Okay, I’ve gotten used to the whole Pastor Kenny gives the sermon at church and I find at least one area in my life that needs some changing.  I’ve come to expect it now.  So I was quite prepared for the last sermon series, all preached by Kenny, to be life-changing.  And yes, I have found some things I need to look at differently, things I need to do differently, and things that need to change.  At the end of the three weeks though I was pretty happy.  Nothing too hard was going on.  Maybe uncomfortable, definitely some extra work, but all doable and all leading to eventual fun.  And this week Pastor Rod was back, beginning a new series on Jonah.  I could sit back, learn something new and work on the fun stuff from the previous weeks.

I know God laughs at me.  It’s okay, I get the joke, and I’d be laughing at my kids if they did the same things I do.  He was so laughing at me as I prepared for this morning.

The sermon wasn’t too bad.  Some ouches, some pricks, a lot of note taking because there were a lot of good things said.  But I was not prepared in the least for the challenge waiting for me in the envelope.  Not prepared in the least.

Some background before I get to what the challenge was.  This last week I have really seen how there are a few people for whom my heart is just not in the right place.  My thoughts and attitudes toward them are just all out of wack.  I can justify and give reasons why that’s okay, but in the past week I have seen how those reasons just fall short.  There is something wrong in my heart, and I need to get it right.  But I didn’t know how to do that.  I was thinking maybe I’d pray and God would just give me a right heart.  You know a magical transformation, all of a sudden, poof, my heart would be fixed.  Hahaha, I really should have know better.  I should have known it wouldn’t be that easy.  During the sermon these people hit my mind with a vengeance.  Pastor Rod talked about Jonah escaping to Tarshish, a land where no one knew God.  He related that to modern life.  How when we are in sin we don’t want to hang with our Christian friends, who might shed light on our mess, so we hang with those people who won’t see our sin as sin.  I could relate, wanting to talk to someone who would help bash people, instead of wanting to talk to someone who would check my words.

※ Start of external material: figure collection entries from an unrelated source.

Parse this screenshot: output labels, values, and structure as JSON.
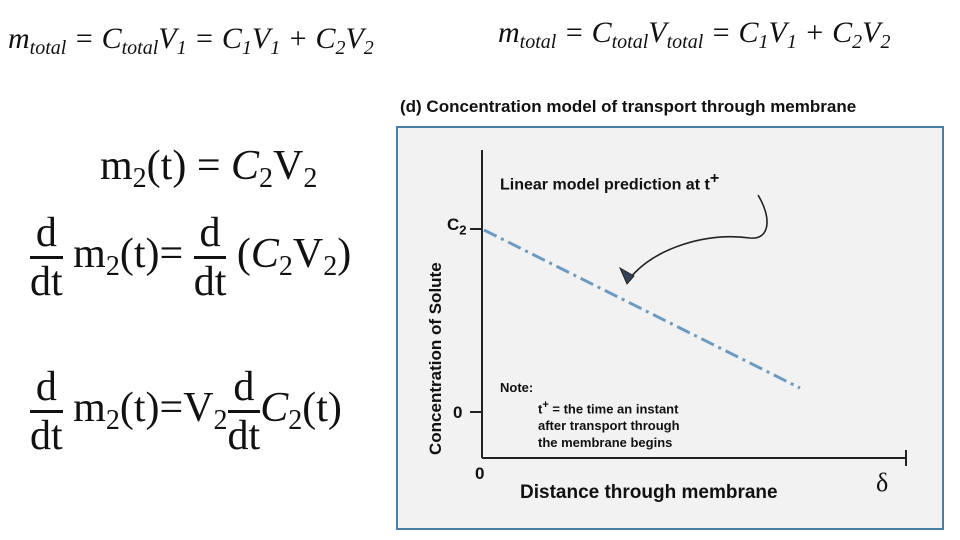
{
  "top_left_equation": {
    "m": "m",
    "total1": "total",
    "eq1": "=",
    "C": "C",
    "total2": "total",
    "V1": "V",
    "s1": "1",
    "eq2": "=",
    "C1": "C",
    "s2": "1",
    "V1b": "V",
    "s3": "1",
    "plus": "+",
    "C2": "C",
    "s4": "2",
    "V2": "V",
    "s5": "2"
  },
  "top_right_equation": {
    "m": "m",
    "total1": "total",
    "eq1": "=",
    "C": "C",
    "total2": "total",
    "V": "V",
    "total3": "total",
    "eq2": "=",
    "C1": "C",
    "s1": "1",
    "V1": "V",
    "s2": "1",
    "plus": "+",
    "C2": "C",
    "s3": "2",
    "V2": "V",
    "s4": "2"
  },
  "eq_m2": {
    "m": "m",
    "sub": "2",
    "t": "(t)",
    "eq": "=",
    "C": "C",
    "csub": "2",
    "V": "V",
    "vsub": "2"
  },
  "eq_deriv1": {
    "d": "d",
    "dt": "dt",
    "m": "m",
    "sub": "2",
    "t": "(t)",
    "eq": "=",
    "d2": "d",
    "dt2": "dt",
    "open": "(",
    "C": "C",
    "csub": "2",
    "V": "V",
    "vsub": "2",
    "close": ")"
  },
  "eq_deriv2": {
    "d": "d",
    "dt": "dt",
    "m": "m",
    "sub": "2",
    "t": "(t)",
    "eq": "=",
    "V": "V",
    "vsub": "2",
    "d2": "d",
    "dt2": "dt",
    "C": "C",
    "csub": "2",
    "t2": "(t)"
  },
  "panel": {
    "title": "(d) Concentration model of transport through membrane",
    "y_axis_label": "Concentration of Solute",
    "x_axis_label": "Distance through membrane",
    "y_tick_top_base": "C",
    "y_tick_top_sub": "2",
    "y_tick_zero": "0",
    "x_tick_zero": "0",
    "x_tick_end": "δ",
    "annotation": "Linear model prediction at t",
    "annotation_sup": "+",
    "note_title": "Note:",
    "note_t": "t",
    "note_sup": "+",
    "note_line1": " = the time an instant",
    "note_line2": "after transport through",
    "note_line3": "the membrane begins"
  },
  "colors": {
    "panel_border": "#4a7fa7",
    "line": "#6b9bc3",
    "marker": "#33445a"
  }
}
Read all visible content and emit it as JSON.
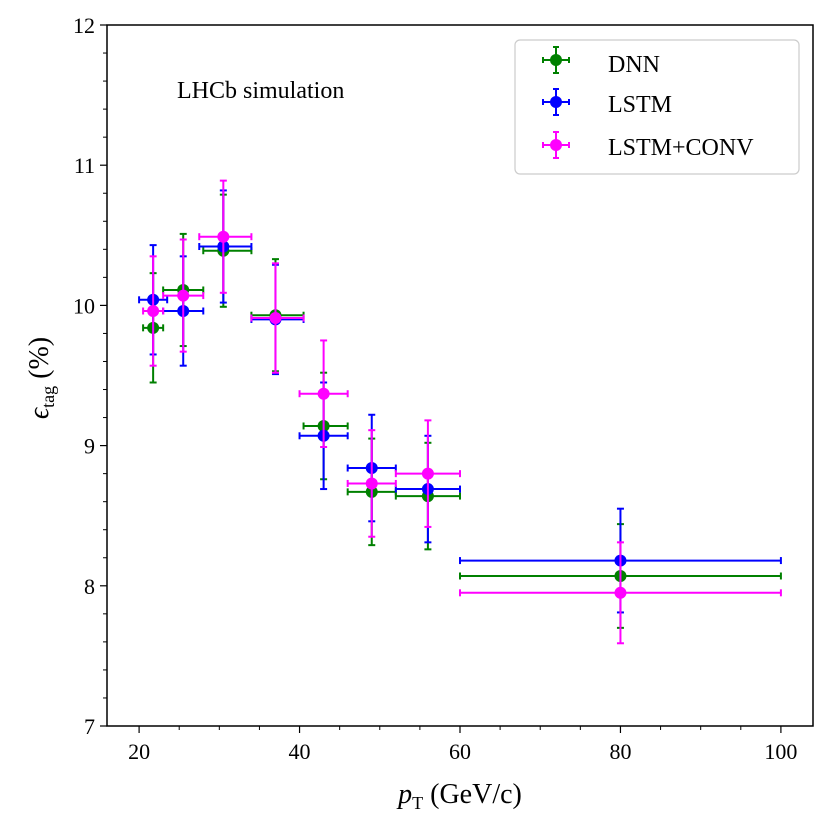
{
  "chart_data": {
    "type": "scatter",
    "annotation": "LHCb simulation",
    "xlabel": {
      "symbol": "p",
      "sub": "T",
      "unit": " (GeV/c)"
    },
    "ylabel": {
      "symbol": "ϵ",
      "sub": "tag",
      "unit": " (%)"
    },
    "xlim": [
      16,
      104
    ],
    "ylim": [
      7,
      12
    ],
    "xticks": [
      20,
      40,
      60,
      80,
      100
    ],
    "yticks": [
      7,
      8,
      9,
      10,
      11,
      12
    ],
    "x_minor_step": 5,
    "y_minor_step": 0.2,
    "legend_position": "top-right",
    "series": [
      {
        "name": "DNN",
        "color": "#008000",
        "points": [
          {
            "x": 21.75,
            "xlo": 20.5,
            "xhi": 23.0,
            "y": 9.84,
            "yerr": 0.39
          },
          {
            "x": 25.5,
            "xlo": 23.0,
            "xhi": 28.0,
            "y": 10.11,
            "yerr": 0.4
          },
          {
            "x": 30.5,
            "xlo": 28.0,
            "xhi": 34.0,
            "y": 10.39,
            "yerr": 0.4
          },
          {
            "x": 37.0,
            "xlo": 34.0,
            "xhi": 40.5,
            "y": 9.93,
            "yerr": 0.4
          },
          {
            "x": 43.0,
            "xlo": 40.5,
            "xhi": 46.0,
            "y": 9.14,
            "yerr": 0.38
          },
          {
            "x": 49.0,
            "xlo": 46.0,
            "xhi": 52.0,
            "y": 8.67,
            "yerr": 0.38
          },
          {
            "x": 56.0,
            "xlo": 52.0,
            "xhi": 60.0,
            "y": 8.64,
            "yerr": 0.38
          },
          {
            "x": 80.0,
            "xlo": 60.0,
            "xhi": 100.0,
            "y": 8.07,
            "yerr": 0.37
          }
        ]
      },
      {
        "name": "LSTM",
        "color": "#0000ff",
        "points": [
          {
            "x": 21.75,
            "xlo": 20.0,
            "xhi": 23.5,
            "y": 10.04,
            "yerr": 0.39
          },
          {
            "x": 25.5,
            "xlo": 23.0,
            "xhi": 28.0,
            "y": 9.96,
            "yerr": 0.39
          },
          {
            "x": 30.5,
            "xlo": 27.5,
            "xhi": 34.0,
            "y": 10.42,
            "yerr": 0.4
          },
          {
            "x": 37.0,
            "xlo": 34.0,
            "xhi": 40.5,
            "y": 9.9,
            "yerr": 0.39
          },
          {
            "x": 43.0,
            "xlo": 40.0,
            "xhi": 46.0,
            "y": 9.07,
            "yerr": 0.38
          },
          {
            "x": 49.0,
            "xlo": 46.0,
            "xhi": 52.0,
            "y": 8.84,
            "yerr": 0.38
          },
          {
            "x": 56.0,
            "xlo": 52.0,
            "xhi": 60.0,
            "y": 8.69,
            "yerr": 0.38
          },
          {
            "x": 80.0,
            "xlo": 60.0,
            "xhi": 100.0,
            "y": 8.18,
            "yerr": 0.37
          }
        ]
      },
      {
        "name": "LSTM+CONV",
        "color": "#ff00ff",
        "points": [
          {
            "x": 21.75,
            "xlo": 20.5,
            "xhi": 23.0,
            "y": 9.96,
            "yerr": 0.39
          },
          {
            "x": 25.5,
            "xlo": 23.0,
            "xhi": 28.0,
            "y": 10.07,
            "yerr": 0.4
          },
          {
            "x": 30.5,
            "xlo": 27.5,
            "xhi": 34.0,
            "y": 10.49,
            "yerr": 0.4
          },
          {
            "x": 37.0,
            "xlo": 34.0,
            "xhi": 40.5,
            "y": 9.91,
            "yerr": 0.39
          },
          {
            "x": 43.0,
            "xlo": 40.0,
            "xhi": 46.0,
            "y": 9.37,
            "yerr": 0.38
          },
          {
            "x": 49.0,
            "xlo": 46.0,
            "xhi": 52.0,
            "y": 8.73,
            "yerr": 0.38
          },
          {
            "x": 56.0,
            "xlo": 52.0,
            "xhi": 60.0,
            "y": 8.8,
            "yerr": 0.38
          },
          {
            "x": 80.0,
            "xlo": 60.0,
            "xhi": 100.0,
            "y": 7.95,
            "yerr": 0.36
          }
        ]
      }
    ]
  }
}
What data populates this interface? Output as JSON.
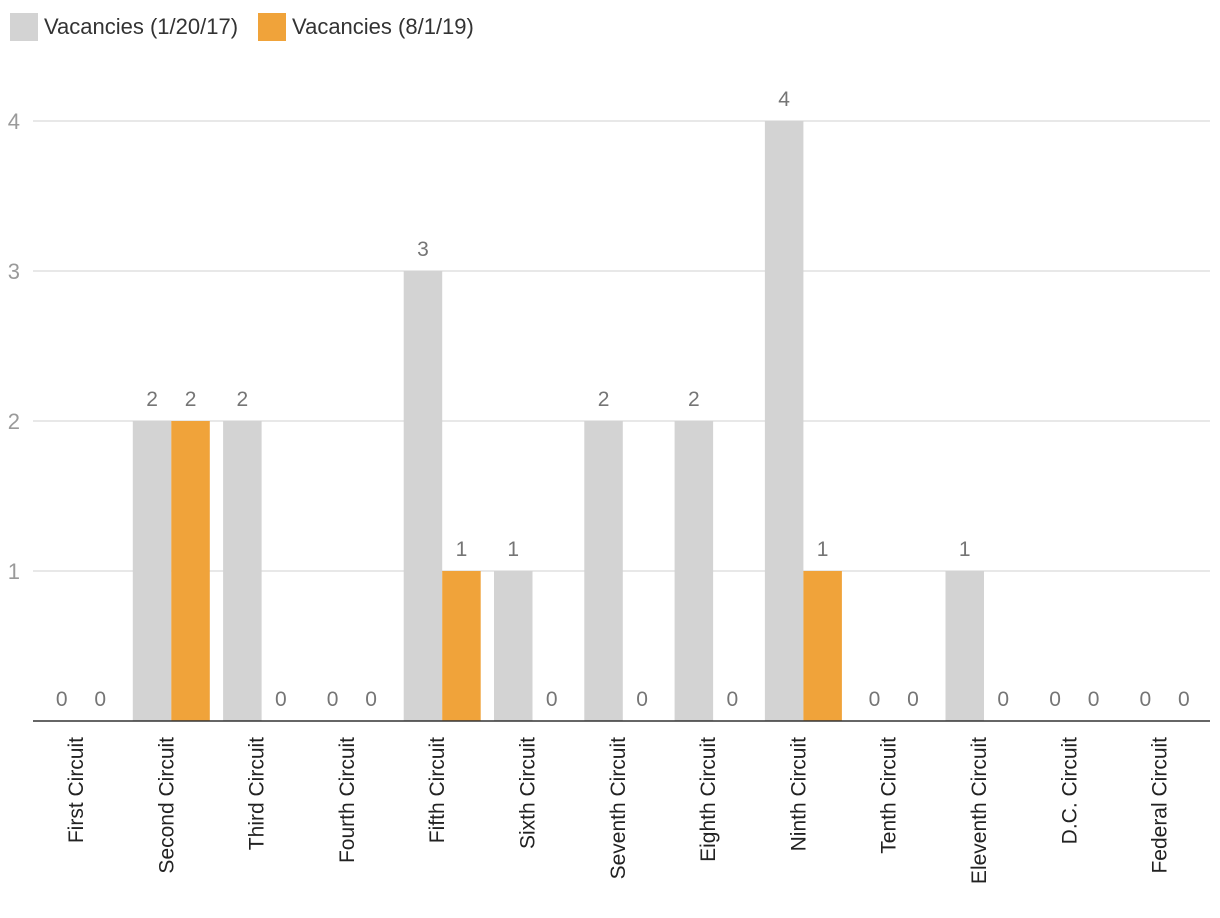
{
  "chart_data": {
    "type": "bar",
    "categories": [
      "First Circuit",
      "Second Circuit",
      "Third Circuit",
      "Fourth Circuit",
      "Fifth Circuit",
      "Sixth Circuit",
      "Seventh Circuit",
      "Eighth Circuit",
      "Ninth Circuit",
      "Tenth Circuit",
      "Eleventh Circuit",
      "D.C. Circuit",
      "Federal Circuit"
    ],
    "series": [
      {
        "name": "Vacancies (1/20/17)",
        "color": "#d3d3d3",
        "values": [
          0,
          2,
          2,
          0,
          3,
          1,
          2,
          2,
          4,
          0,
          1,
          0,
          0
        ]
      },
      {
        "name": "Vacancies (8/1/19)",
        "color": "#f0a33a",
        "values": [
          0,
          2,
          0,
          0,
          1,
          0,
          0,
          0,
          1,
          0,
          0,
          0,
          0
        ]
      }
    ],
    "yticks": [
      1,
      2,
      3,
      4
    ],
    "ylim": [
      0,
      4
    ],
    "grid": true,
    "legend_position": "top-left",
    "data_labels": true,
    "xlabel": "",
    "ylabel": "",
    "title": ""
  }
}
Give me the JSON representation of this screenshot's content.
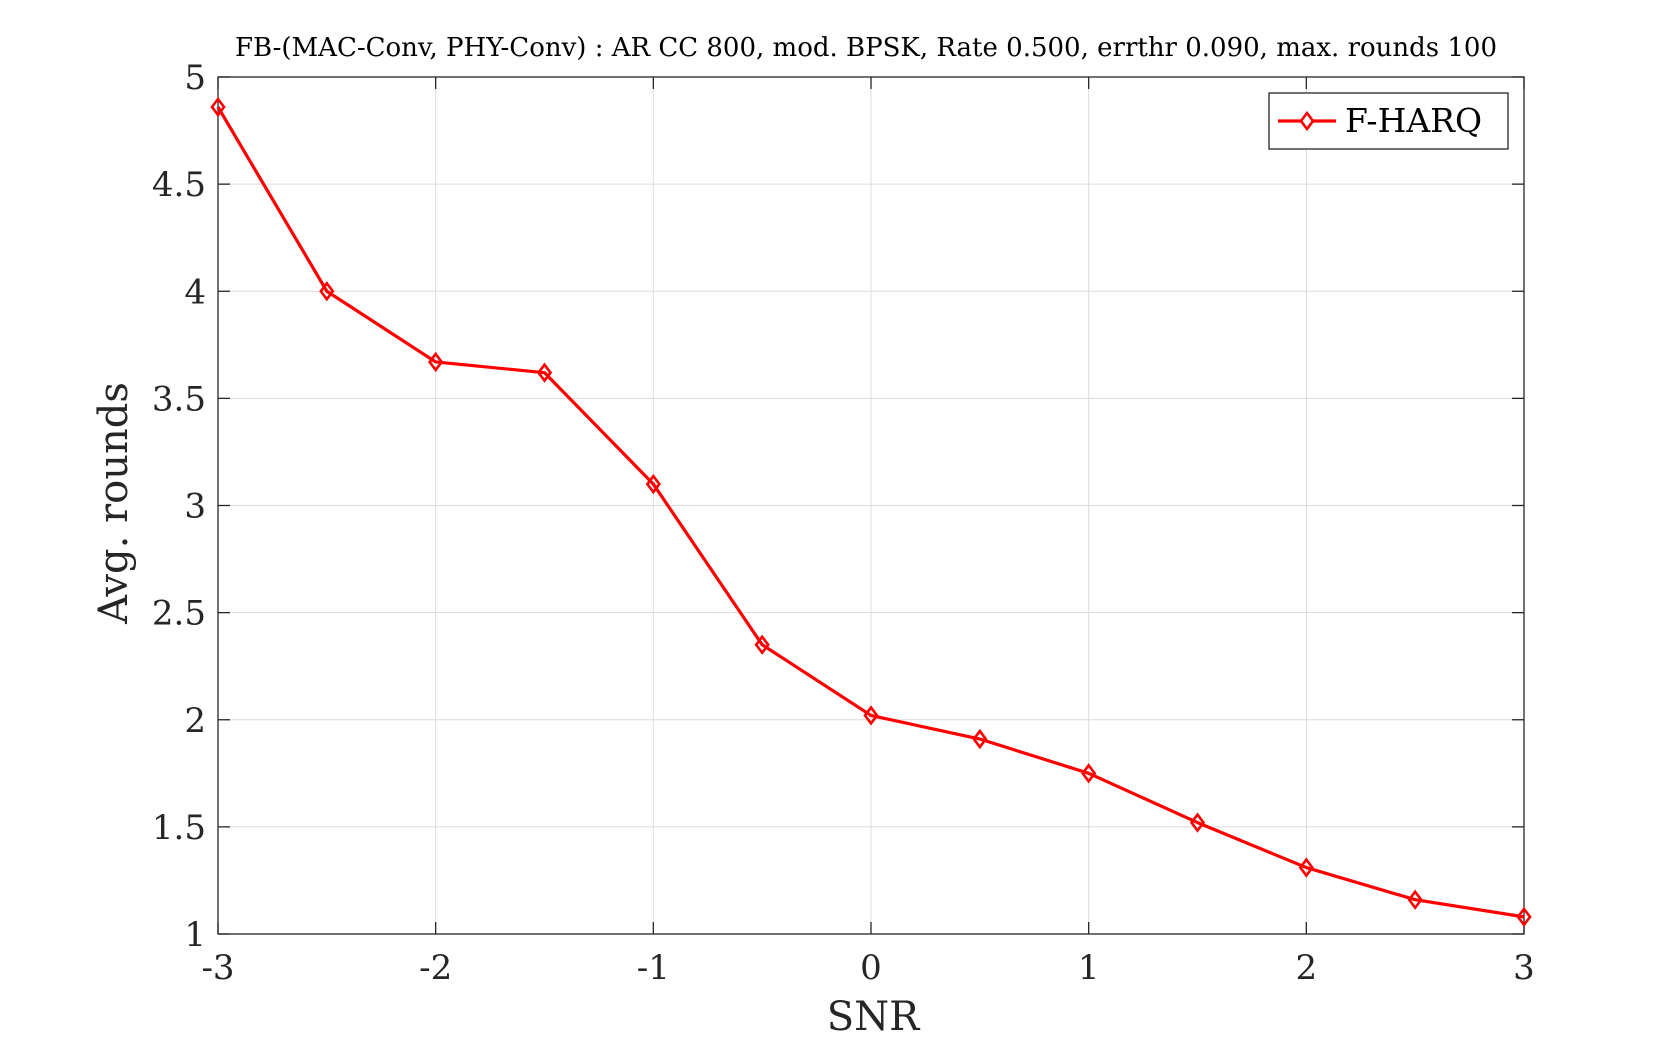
{
  "chart_data": {
    "type": "line",
    "title": "FB-(MAC-Conv, PHY-Conv) : AR CC 800, mod. BPSK, Rate 0.500, errthr 0.090, max. rounds 100",
    "xlabel": "SNR",
    "ylabel": "Avg. rounds",
    "xlim": [
      -3,
      3
    ],
    "ylim": [
      1,
      5
    ],
    "xticks": [
      -3,
      -2,
      -1,
      0,
      1,
      2,
      3
    ],
    "xtick_labels": [
      "-3",
      "-2",
      "-1",
      "0",
      "1",
      "2",
      "3"
    ],
    "yticks": [
      1,
      1.5,
      2,
      2.5,
      3,
      3.5,
      4,
      4.5,
      5
    ],
    "ytick_labels": [
      "1",
      "1.5",
      "2",
      "2.5",
      "3",
      "3.5",
      "4",
      "4.5",
      "5"
    ],
    "grid": true,
    "legend_position": "top-right",
    "series": [
      {
        "name": "F-HARQ",
        "color": "#ff0000",
        "marker": "diamond",
        "x": [
          -3,
          -2.5,
          -2,
          -1.5,
          -1,
          -0.5,
          0,
          0.5,
          1,
          1.5,
          2,
          2.5,
          3
        ],
        "values": [
          4.86,
          4.0,
          3.67,
          3.62,
          3.1,
          2.35,
          2.02,
          1.91,
          1.75,
          1.52,
          1.31,
          1.16,
          1.08
        ]
      }
    ]
  }
}
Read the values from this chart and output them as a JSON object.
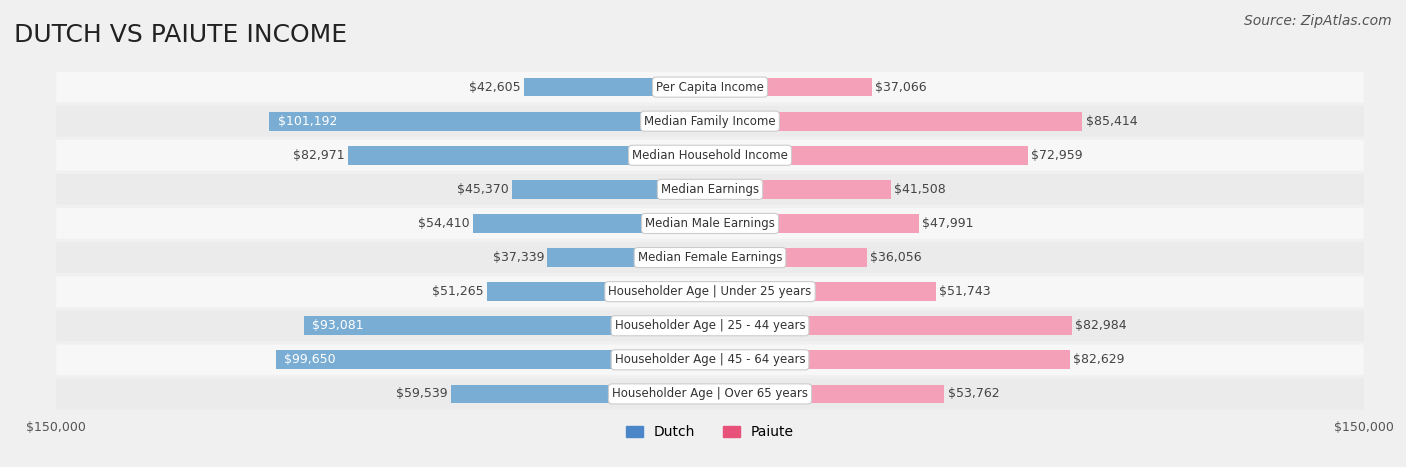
{
  "title": "DUTCH VS PAIUTE INCOME",
  "source": "Source: ZipAtlas.com",
  "categories": [
    "Per Capita Income",
    "Median Family Income",
    "Median Household Income",
    "Median Earnings",
    "Median Male Earnings",
    "Median Female Earnings",
    "Householder Age | Under 25 years",
    "Householder Age | 25 - 44 years",
    "Householder Age | 45 - 64 years",
    "Householder Age | Over 65 years"
  ],
  "dutch_values": [
    42605,
    101192,
    82971,
    45370,
    54410,
    37339,
    51265,
    93081,
    99650,
    59539
  ],
  "paiute_values": [
    37066,
    85414,
    72959,
    41508,
    47991,
    36056,
    51743,
    82984,
    82629,
    53762
  ],
  "dutch_color": "#7aadd4",
  "dutch_color_dark": "#4a86c8",
  "paiute_color": "#f4a0b8",
  "paiute_color_dark": "#e8527a",
  "max_value": 150000,
  "background_color": "#f0f0f0",
  "row_bg_color": "#f7f7f7",
  "row_bg_color_alt": "#ebebeb",
  "label_box_color": "#ffffff",
  "label_box_border": "#cccccc",
  "title_fontsize": 18,
  "source_fontsize": 10,
  "value_fontsize": 9,
  "category_fontsize": 8.5,
  "axis_label_fontsize": 9,
  "legend_fontsize": 10
}
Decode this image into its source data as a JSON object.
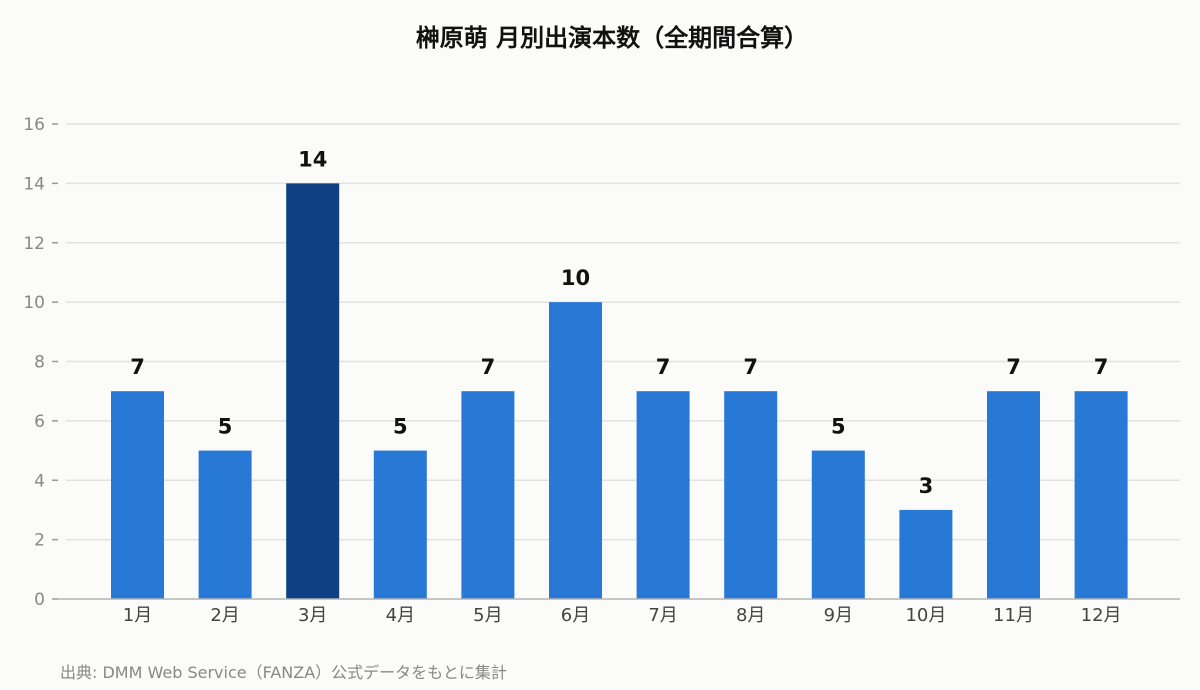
{
  "chart_data": {
    "type": "bar",
    "title": "榊原萌 月別出演本数（全期間合算）",
    "categories": [
      "1月",
      "2月",
      "3月",
      "4月",
      "5月",
      "6月",
      "7月",
      "8月",
      "9月",
      "10月",
      "11月",
      "12月"
    ],
    "values": [
      7,
      5,
      14,
      5,
      7,
      10,
      7,
      7,
      5,
      3,
      7,
      7
    ],
    "ylim": [
      0,
      16
    ],
    "yticks": [
      0,
      2,
      4,
      6,
      8,
      10,
      12,
      14,
      16
    ],
    "grid": true,
    "data_labels": true,
    "xlabel": "",
    "ylabel": "",
    "highlight_index": 2,
    "colors": {
      "bar": "#2878d6",
      "highlight": "#0f4083",
      "grid": "#e2e2e2",
      "axis": "#b4b4b4"
    }
  },
  "footer": {
    "source": "出典: DMM Web Service（FANZA）公式データをもとに集計"
  }
}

60:7 challenge.  Pray for your Nineveh for sixty seconds a day for the next 7 days.  And not only that, do something for them.  By Nineveh Pastor Rod basically meant someone for whom your heart isn’t in the right place, sound familiar?  First off, I don’t want to pray for them, I want to pray about them.  Basically, I want to gossip with God and then ask Him to change my heart.  (Never said I had a smart plan on this one).  And then do something for them.  Really??

Ever heard the saying “be careful what you pray for, you just might get it”?  I think that totally applies to my day.